Another national fiasco is the issue of fake degrees, bringing home once again the point of only proof being relevant and not the truth. And in the wonderful vein of Pakistani resourcefulness, we have a plethora of fake degrees that the fraudulent had hoped would pass muster. What is even more interesting is the attempt by guilty parliamentarians to shift the blame on the media and for female parliamentarians to actually pout and then sob. Have we no shame at all?

The Supreme Court has ordered a verification of the genuineness of these degrees by the Higher Education Commission (HEC). The disqualification of a significant number of parliamentarians could create a crisis for the ruling party. The HEC head Dr Javaid Laghari is under intense pressure and has refused to “slow down” the process. As a consequence, he has suffered the arrest of his brother on purported corruption charges, a raid on his farmhouse, and arrest of his servants.

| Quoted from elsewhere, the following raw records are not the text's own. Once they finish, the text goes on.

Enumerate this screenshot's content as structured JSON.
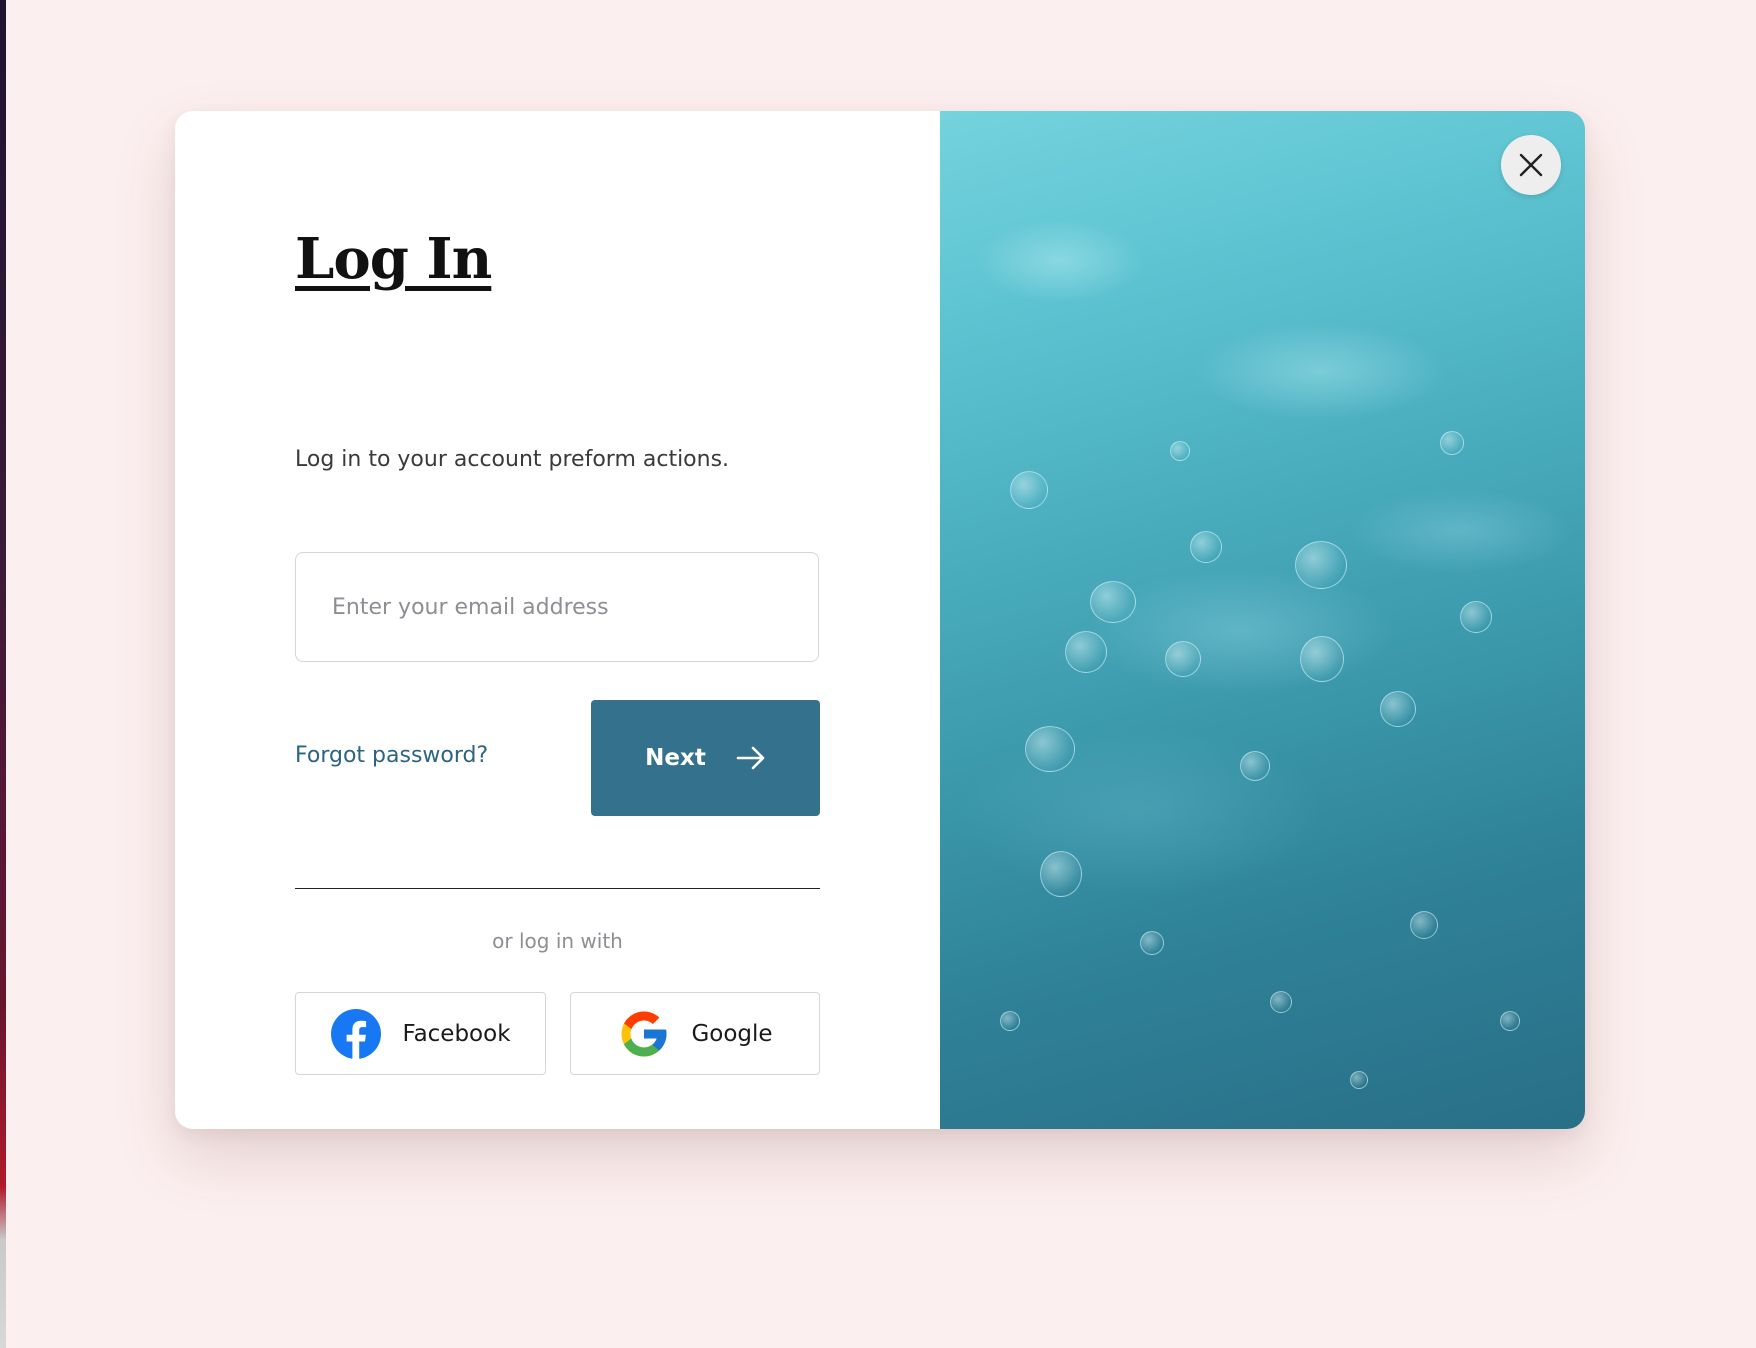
{
  "page": {
    "background_color": "#fcefef"
  },
  "login_modal": {
    "title": "Log In",
    "subtitle": "Log in to your account preform actions.",
    "email_placeholder": "Enter your email address",
    "email_value": "",
    "forgot_password_label": "Forgot password?",
    "next_label": "Next",
    "next_icon": "arrow-right-icon",
    "divider_text": "or log in with",
    "social": [
      {
        "label": "Facebook",
        "icon": "facebook-icon"
      },
      {
        "label": "Google",
        "icon": "google-icon"
      }
    ],
    "close_icon": "close-icon",
    "colors": {
      "primary": "#34718c",
      "link": "#2d6480",
      "muted_text": "#8c8f93"
    },
    "hero_image": "water-texture-image"
  }
}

Bill Clinton’s dalliance with Monica Lewinsky seemed to have drowned the US in a pall of gloom and shame. And was probably one of the reasons that George Bush slid into the White House. The ruling elite of Pakistan is deeply corrupt; their antics displayed time and again on national and satellite television, but the outrage is eerily absent. For the stage is set from above. In a frayed economy and multiple crises, the population has learned to negotiate life’s tedium by the tattered moral standards of the ruling elite. Love that Americanism: “If you can’t beat ‘em, join ‘em.”

Years ago as I took the professional exams in MBBS in Dow Medical College, I vividly remember the invigilator ordering me to ‘help’ one of my classmates. Horrified and panicked, I refused. She went on to another student with whom she made a tacit pact. This student had various pockets stitched into her shalwar and she removed various pieces of paper from them, copied them with impunity and handed them over to the one that needed the ‘help’. My idealism was shattered when the invigilator’s little pet, a professor’s daughter no less, graduated among the top ten.

Farah Hameed Dogar, the daughter of then Supreme Court Chief Justice Abdul Hameed Dogar, had her marks sheet manipulated by 20 points so that she could be admitted to Islamic International Medical College, Rawalpindi. Youth Prime Minister Hasan Javed Khan, who died in the terrible Air Blue tragedy, had some wonderful advice for a nation that would mourn him (and all those that lost their lives): good governance and accountability are only possible with the supremacy of the law.

I grieve for all that died in the Margalla Hills as much as I mourn the erosion of my nation’s moral character, festering at the top and trickling down, leaving our youth with the premise that any and all means justify money and power.